Updated: Oct 6, 2022
A framework for exploratory data analysis, feature engineering, and target variable creation
In this series, I will break down complex Machine Learning (ML) and artificial intelligence (AI) topics in a way that anyone can understand. If you are either 1) interested in applying machine learning techniques to stock trading, or 2) considering investing in a quantitative fund/strategy/manager and want to learn more about machine learning, then this series is a great starting point. This series will be based on Python since I use it for all my machine learning code. Note that this series is meant to be used as a framework/checklist for your machine learning project, and I will not be doing a deep dive on technical concepts and skills. I encourage you to perform additional research as you encounter subjects where you need a deeper understanding.
In Part 1, I laid out a high-level framework for acquiring financial time series data. If you haven’t read it yet, check it out here. In this piece, I will go over exploratory data analysis, feature engineering, and output creation.
Data is the most important aspect of any machine learning project. There is a common saying in machine learning: “Garbage in, garbage out.” In other words, it doesn’t matter how good a model is, its results will only be as good as the underlying data. That’s why it’s extremely important to spend extra time in the beginning to get the data right.
1. Reading Data with Pandas
Once you’ve acquired your data, you are ready to start working with it in pandas. As discussed in Part 1, I highly recommend using pandas to work with data in Python. The data object that is used by pandas is called a DataFrame. You can think of a DataFrame as a more versatile version of an Excel spreadsheet.
Most financial data will be delivered as CSV, Excel, or JSON files. You can use pandas builtin functions read_csv, read_excel, and read_json, respectively, to convert your data into DataFrame form. Some data already comes in DataFrame form, which makes things really easy.
2. Exploratory Data Analysis
Once you have your data in a DataFrame, you are ready to perform exploratory data analysis (EDA). EDA is a standard and crucial step in all data science related projects. It is the process of investigating your data to discover patterns and spot anomalies. For EDA, most machine learning researchers will use Python libraries matplotlib and seaborn.
2.2 Summary Statistics
The first step of EDA is to examine your DataFrame at a high level. Use pandas head, tail, and describe functions to do this. The head and tail functions output the first and last 5 lines of your DataFrame. The describe function outputs summary statistics. Pay close attention to the mean, standard deviation, and min/max values as they will help you in items 3-5 below.
2.3 Data Visualization
Next, it’s time to visualize your data. For trended financial time series data, you can use matplotlib’s plot function to visualize the trend. You will ultimately want to detrend trended time series data (more on that in item 5 below).
If you are working with categorical data, you can use seaborn’s countplot function to visualize the distribution.

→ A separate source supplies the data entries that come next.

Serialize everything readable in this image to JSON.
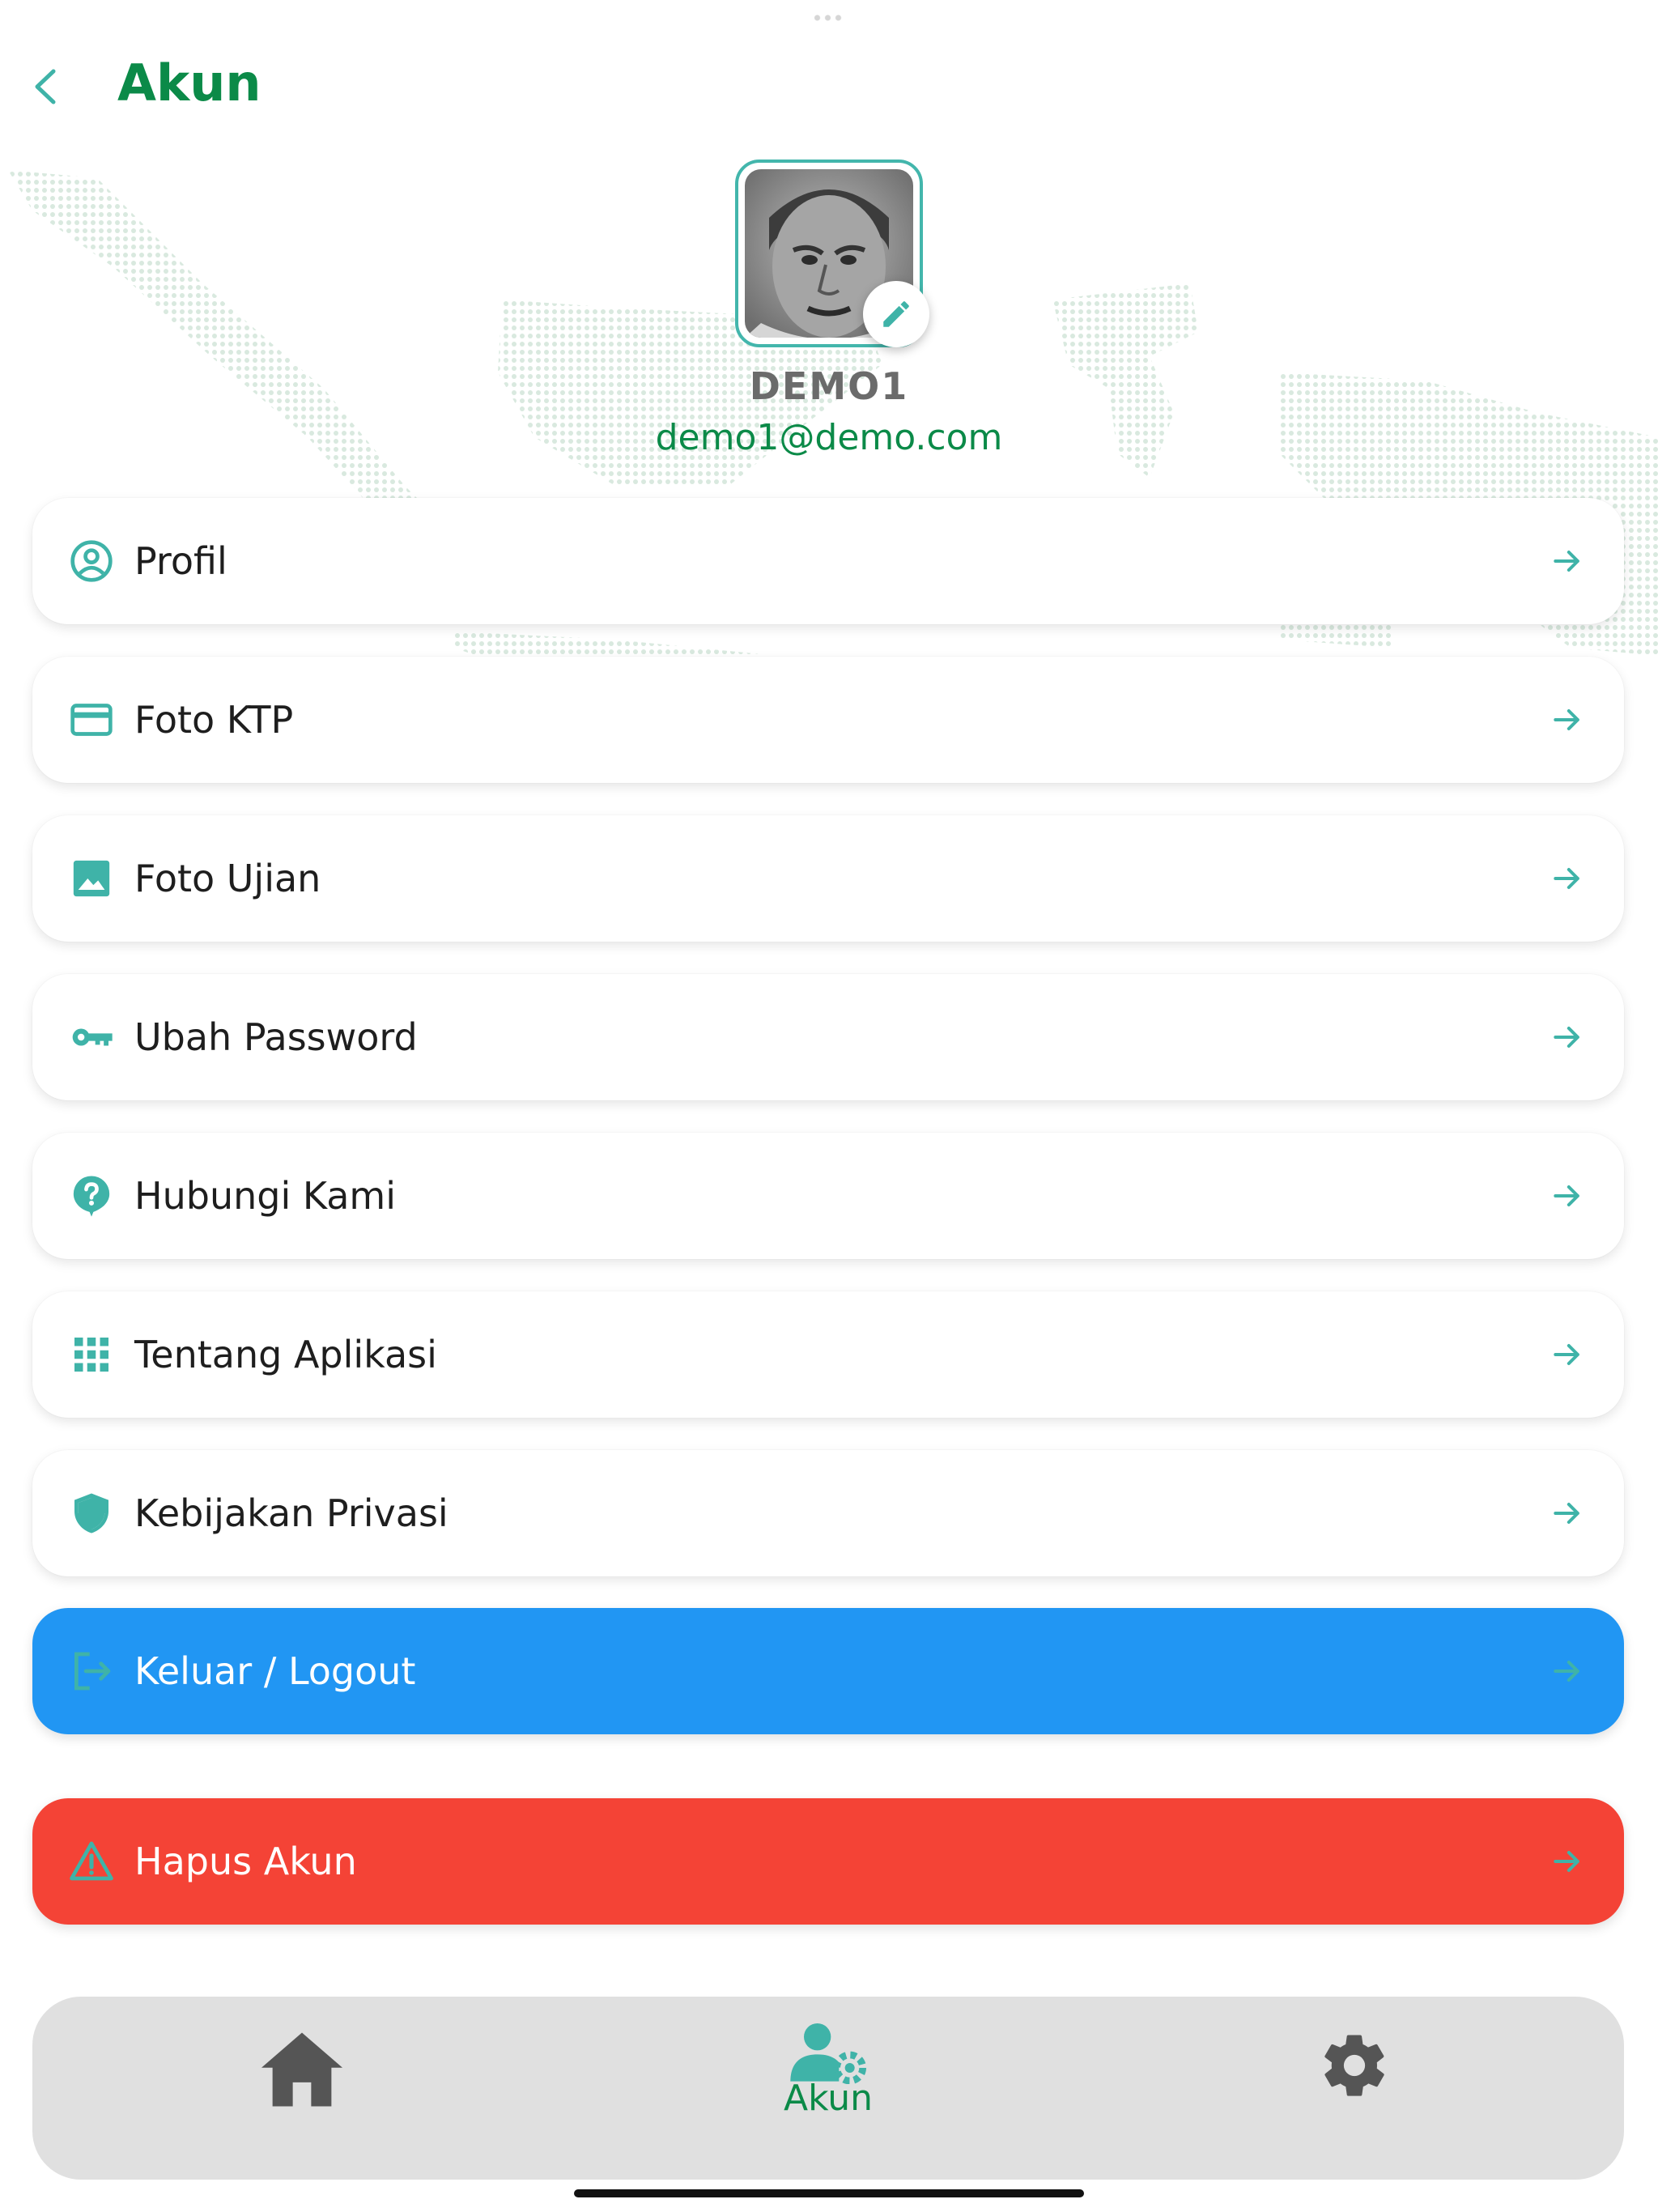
{
  "header": {
    "title": "Akun"
  },
  "profile": {
    "name": "DEMO1",
    "email": "demo1@demo.com"
  },
  "menu": [
    {
      "label": "Profil",
      "icon": "account-circle-icon"
    },
    {
      "label": "Foto KTP",
      "icon": "credit-card-icon"
    },
    {
      "label": "Foto Ujian",
      "icon": "image-icon"
    },
    {
      "label": "Ubah Password",
      "icon": "key-icon"
    },
    {
      "label": "Hubungi Kami",
      "icon": "help-bubble-icon"
    },
    {
      "label": "Tentang Aplikasi",
      "icon": "apps-grid-icon"
    },
    {
      "label": "Kebijakan Privasi",
      "icon": "shield-icon"
    }
  ],
  "actions": {
    "logout": {
      "label": "Keluar / Logout",
      "icon": "logout-icon",
      "color": "#2196f3"
    },
    "delete": {
      "label": "Hapus Akun",
      "icon": "warning-icon",
      "color": "#f44336"
    }
  },
  "bottom_nav": {
    "items": [
      {
        "id": "home",
        "label": "",
        "icon": "home-icon"
      },
      {
        "id": "akun",
        "label": "Akun",
        "icon": "account-settings-icon",
        "active": true
      },
      {
        "id": "settings",
        "label": "",
        "icon": "gear-icon"
      }
    ]
  },
  "colors": {
    "brand_green": "#0b8a48",
    "teal_accent": "#3fb3a8",
    "logout_blue": "#2196f3",
    "danger_red": "#f44336",
    "nav_bg": "#e0e0e0"
  }
}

These are just some of the standard functions you can use to explore your data. Other functions may be more suited to your project. Whatever you end up using, the most important thing is to understand what your data looks like so that you can properly address data anomalies and engineer effective features (discussed below).
3. Dealing with Missing Values
Missing values are an important problem to address in any machine learning project. Missing values are denoted as NaN (not a number) in Python and often represented with numpy.nan (NumPy is the standard scientific computing library in Python).
NaNs occur when data is missing or corrupted. You can analyze NaNs in your DataFrame with the pandas isna function. So what is the best way to deal with NaNs? There are three main methods: Filling, imputing, and replacing with zero. The best method depends on your specific dataset.
3.2 Filling Missing Values
Filling is the process of replacing NaNs with the last known value in a data series and is best suited for continuous time series data. For example, say you are working with stock price data, and your dataset includes both weekdays and weekends. Since stocks only trade on weekdays, your data will contain NaNs on the weekends. You could address this issue by forward filling Friday’s stock price to Saturday and Sunday. Filling can be done on both a forward and backward basis using pandas ffill and bfill functions, respectively.
3.3 Imputing Missing Values
Imputing is the process of replacing NaNs with the mean or median of a data series and is best suited for detrended data (more on detrending in item 5 below). For example, say you are working with the percent change of a stock’s price and are missing some data. In this case, it would not make sense to fill missing data because that would likely skew the series. One possible solution is to replace missing values with the mean or median of the entire series. This way, you would avoid skewing the data.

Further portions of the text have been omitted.